Count matches per literal string
If you simply want to know how often each pattern appears and each of your pattern is a fixed string (not a regex), use ...
grep -oFf needles.txt haystack.txt | sort | uniq -c
Count matching lines per literal string
Note that above is slightly different from your formulation " I want to know how many lines contain that pattern" as one line can have multiple matches. If you really have to count matching lines per pattern instead of matches per pattern, then things get a little bit trickier:
grep -noFf needles.txt haystack.txt | sort | uniq | cut -d: -f2- | uniq -c
Count matching lines per regex
If the patterns are regexes, you probably have to iterate over the patterns, as grep
's output only tells you that (at least) one pattern matched, but not which one.
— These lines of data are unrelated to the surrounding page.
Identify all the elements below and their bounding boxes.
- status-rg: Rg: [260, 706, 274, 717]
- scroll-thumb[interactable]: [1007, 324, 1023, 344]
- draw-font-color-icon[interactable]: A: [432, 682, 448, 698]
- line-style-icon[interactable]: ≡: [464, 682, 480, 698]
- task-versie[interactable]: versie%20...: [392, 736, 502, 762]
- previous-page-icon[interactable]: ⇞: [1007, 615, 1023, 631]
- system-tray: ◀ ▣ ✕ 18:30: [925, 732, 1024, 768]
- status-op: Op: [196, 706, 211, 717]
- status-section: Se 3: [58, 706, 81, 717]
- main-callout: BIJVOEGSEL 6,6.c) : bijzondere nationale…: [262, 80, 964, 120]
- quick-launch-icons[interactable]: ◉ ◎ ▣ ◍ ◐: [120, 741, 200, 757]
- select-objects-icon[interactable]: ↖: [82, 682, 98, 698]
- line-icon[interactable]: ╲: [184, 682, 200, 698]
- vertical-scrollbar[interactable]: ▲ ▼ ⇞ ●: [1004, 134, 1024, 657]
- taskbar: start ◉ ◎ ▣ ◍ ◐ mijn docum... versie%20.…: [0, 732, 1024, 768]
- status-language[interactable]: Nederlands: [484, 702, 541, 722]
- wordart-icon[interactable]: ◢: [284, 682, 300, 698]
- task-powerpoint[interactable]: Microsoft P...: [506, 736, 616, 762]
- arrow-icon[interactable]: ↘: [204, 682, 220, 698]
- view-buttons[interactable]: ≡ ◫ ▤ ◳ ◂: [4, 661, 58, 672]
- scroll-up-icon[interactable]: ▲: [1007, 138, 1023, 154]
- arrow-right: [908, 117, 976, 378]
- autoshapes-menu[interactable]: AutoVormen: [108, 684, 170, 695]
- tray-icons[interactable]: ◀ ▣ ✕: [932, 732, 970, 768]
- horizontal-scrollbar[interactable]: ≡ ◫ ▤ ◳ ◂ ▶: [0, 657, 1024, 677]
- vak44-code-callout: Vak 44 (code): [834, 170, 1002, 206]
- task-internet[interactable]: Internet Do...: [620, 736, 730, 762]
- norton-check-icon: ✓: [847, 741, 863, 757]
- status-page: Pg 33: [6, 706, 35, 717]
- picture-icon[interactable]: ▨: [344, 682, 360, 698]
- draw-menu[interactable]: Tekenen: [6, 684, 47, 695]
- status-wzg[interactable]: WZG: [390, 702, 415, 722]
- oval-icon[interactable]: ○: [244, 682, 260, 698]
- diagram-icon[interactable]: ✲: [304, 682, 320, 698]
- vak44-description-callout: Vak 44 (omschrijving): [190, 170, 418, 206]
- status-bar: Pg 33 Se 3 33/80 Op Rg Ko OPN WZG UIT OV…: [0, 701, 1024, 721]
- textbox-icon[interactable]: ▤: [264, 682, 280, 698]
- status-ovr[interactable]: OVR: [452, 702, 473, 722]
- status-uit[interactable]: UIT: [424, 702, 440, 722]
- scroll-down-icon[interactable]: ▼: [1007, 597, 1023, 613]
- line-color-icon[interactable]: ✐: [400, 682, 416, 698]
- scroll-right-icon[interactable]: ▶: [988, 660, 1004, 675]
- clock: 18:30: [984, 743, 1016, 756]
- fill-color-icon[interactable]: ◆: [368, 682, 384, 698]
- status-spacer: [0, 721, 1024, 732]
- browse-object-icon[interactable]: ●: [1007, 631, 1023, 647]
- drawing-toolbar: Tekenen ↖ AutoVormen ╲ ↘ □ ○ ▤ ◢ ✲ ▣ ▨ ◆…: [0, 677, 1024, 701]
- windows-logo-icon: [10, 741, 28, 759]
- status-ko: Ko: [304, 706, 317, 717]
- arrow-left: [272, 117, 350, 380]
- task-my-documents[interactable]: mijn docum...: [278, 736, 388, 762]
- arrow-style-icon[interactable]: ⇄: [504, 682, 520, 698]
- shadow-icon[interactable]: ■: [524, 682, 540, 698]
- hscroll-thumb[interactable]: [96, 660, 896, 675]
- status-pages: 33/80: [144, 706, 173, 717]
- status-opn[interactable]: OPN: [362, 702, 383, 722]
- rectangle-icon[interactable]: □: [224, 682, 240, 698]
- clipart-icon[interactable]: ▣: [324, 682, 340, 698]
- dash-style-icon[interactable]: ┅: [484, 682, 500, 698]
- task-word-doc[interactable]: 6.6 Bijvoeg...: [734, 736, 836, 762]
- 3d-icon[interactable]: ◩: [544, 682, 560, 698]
# this will be very slow if you have many patterns
while IFS= read -r pattern; do
printf '%8d %s\n' "$(grep -ce "$pattern" haystack.txt)" "$pattern"
done < needles.txt
... or use a different tool/language like awk
or perl
.
Note on overlapping matches
You did not formulate any precise requirements, so I went with the simplest solutions for each case. The first two solutions and the last solution behave differently in case multiple patterns match (part of) the same substring.
grep -f needles.txt
matches each substring at most once. Therefore some matches might be "missed" (interpretation of "missed" depends on your requirements)
- whereas iterating
grep -e pattern1; grep -e pattern2; ...
might match the same substring multiple times.